Architecture and training: Sesame’s Conversational Speech Model taps transformer architecture similar to large language models, adapted for speech generation. The model is essentially composed of two neural networks working in tandem. Sesame refers to them as a “backbone” or master model and a decoder. The backbone is a transformer with billions of parameters that handles understanding the text and conversational context, while the decoder is a smaller transformer that focuses on producing the fine-grained audio output. In the current prototype, the largest CSM configuration has an 8.3 billion parameter backbone paired with a roughly 300 million parameter decoder. The system represents audio using two types of learned tokens: semantic tokens, which capture the linguistic content and high-level speech traits, and acoustic tokens, which capture detailed voice characteristics like timbre, pitch, and timing.
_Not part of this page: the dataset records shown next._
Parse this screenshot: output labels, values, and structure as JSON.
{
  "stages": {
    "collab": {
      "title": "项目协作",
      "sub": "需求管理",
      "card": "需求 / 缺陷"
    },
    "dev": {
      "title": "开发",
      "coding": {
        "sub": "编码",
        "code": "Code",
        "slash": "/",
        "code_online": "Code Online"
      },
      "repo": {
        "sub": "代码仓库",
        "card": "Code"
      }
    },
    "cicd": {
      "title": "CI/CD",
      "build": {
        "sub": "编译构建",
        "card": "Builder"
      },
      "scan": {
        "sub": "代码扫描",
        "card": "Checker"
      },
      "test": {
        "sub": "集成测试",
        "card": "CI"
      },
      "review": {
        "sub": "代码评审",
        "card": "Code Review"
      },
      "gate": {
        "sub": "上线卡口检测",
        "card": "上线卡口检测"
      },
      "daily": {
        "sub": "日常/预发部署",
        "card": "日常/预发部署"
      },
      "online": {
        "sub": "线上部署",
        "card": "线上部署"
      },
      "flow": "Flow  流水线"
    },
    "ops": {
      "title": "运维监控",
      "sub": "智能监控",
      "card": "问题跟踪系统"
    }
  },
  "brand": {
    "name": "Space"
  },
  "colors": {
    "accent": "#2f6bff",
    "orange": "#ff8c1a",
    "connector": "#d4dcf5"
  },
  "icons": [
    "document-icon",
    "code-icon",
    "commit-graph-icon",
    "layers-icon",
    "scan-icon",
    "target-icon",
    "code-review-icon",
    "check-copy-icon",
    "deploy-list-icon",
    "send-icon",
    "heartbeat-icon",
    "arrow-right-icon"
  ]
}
By operating directly on these discrete audio tokens, CSM can generate speech without an intermediate text-only step. While in tests with their voice models, there is still some latency at times. But this one-stage approach avoids the bottleneck of traditional two-stage TTS systems. It also is a factor that allows for richer expressivity as it enables the model to adjust intonation and pacing based on context in near real time.
Training data: To give the model its natural speaking ability, Sesame AI trained CSM on a huge corpus of voice data. According to the team, they curated and processed roughly 1 million hours of predominantly English audio recordings for training, as it notes on its website. Sesame drew this dataset from publicly available sources, and transcribed and segmented it. The result supports the model’s learning from both the words and how those words are spoken in different situations. It performed training over multiple epochs with long sequence lengths (up to 2,048 tokens, roughly equivalent to two minutes of speech so that the model could learn long-range conversational dependencies. By exposing the AI to a diverse range of voices, speaking styles, and dialogues, Sesame enabled CSM to absorb nuances of human speech. Those include subtle emotional inflections to the rhythm of back-and-forth dialogue.
“Voice Presence” in practice: Achieving voice presence is about more than clear pronunciation; it requires the AI voice to exhibit multiple human-like qualities in tandem. Sesame’s research identifies several elements behind natural conversational speech. Those are emotional intelligence, the ability to detect cues of emotion or mood and respond with an appropriate tone (e.g. sounding empathetic when the user is upset). In tests, however, the model doesn’t always succeed in correctly reading emotion, but it does offer more prowess in detecting, say, sarcasm than older voice AI models. In addition, Sesame’s AI can handle conversational dynamics, handling the timing and flow of dialog, such as knowing when to pause, when to interject or yield, and using natural filler words or laughter. It is also contextually aware, capable of adjusting its speaking style based on the context and history of the conversation. It can, for instance, maintain a certain formality or referencing earlier topics when appropriate. In addition, it can adopt a coherent persona or voice character that remains reliable and appropriate over time, so the user feels they are talking to the same character each time.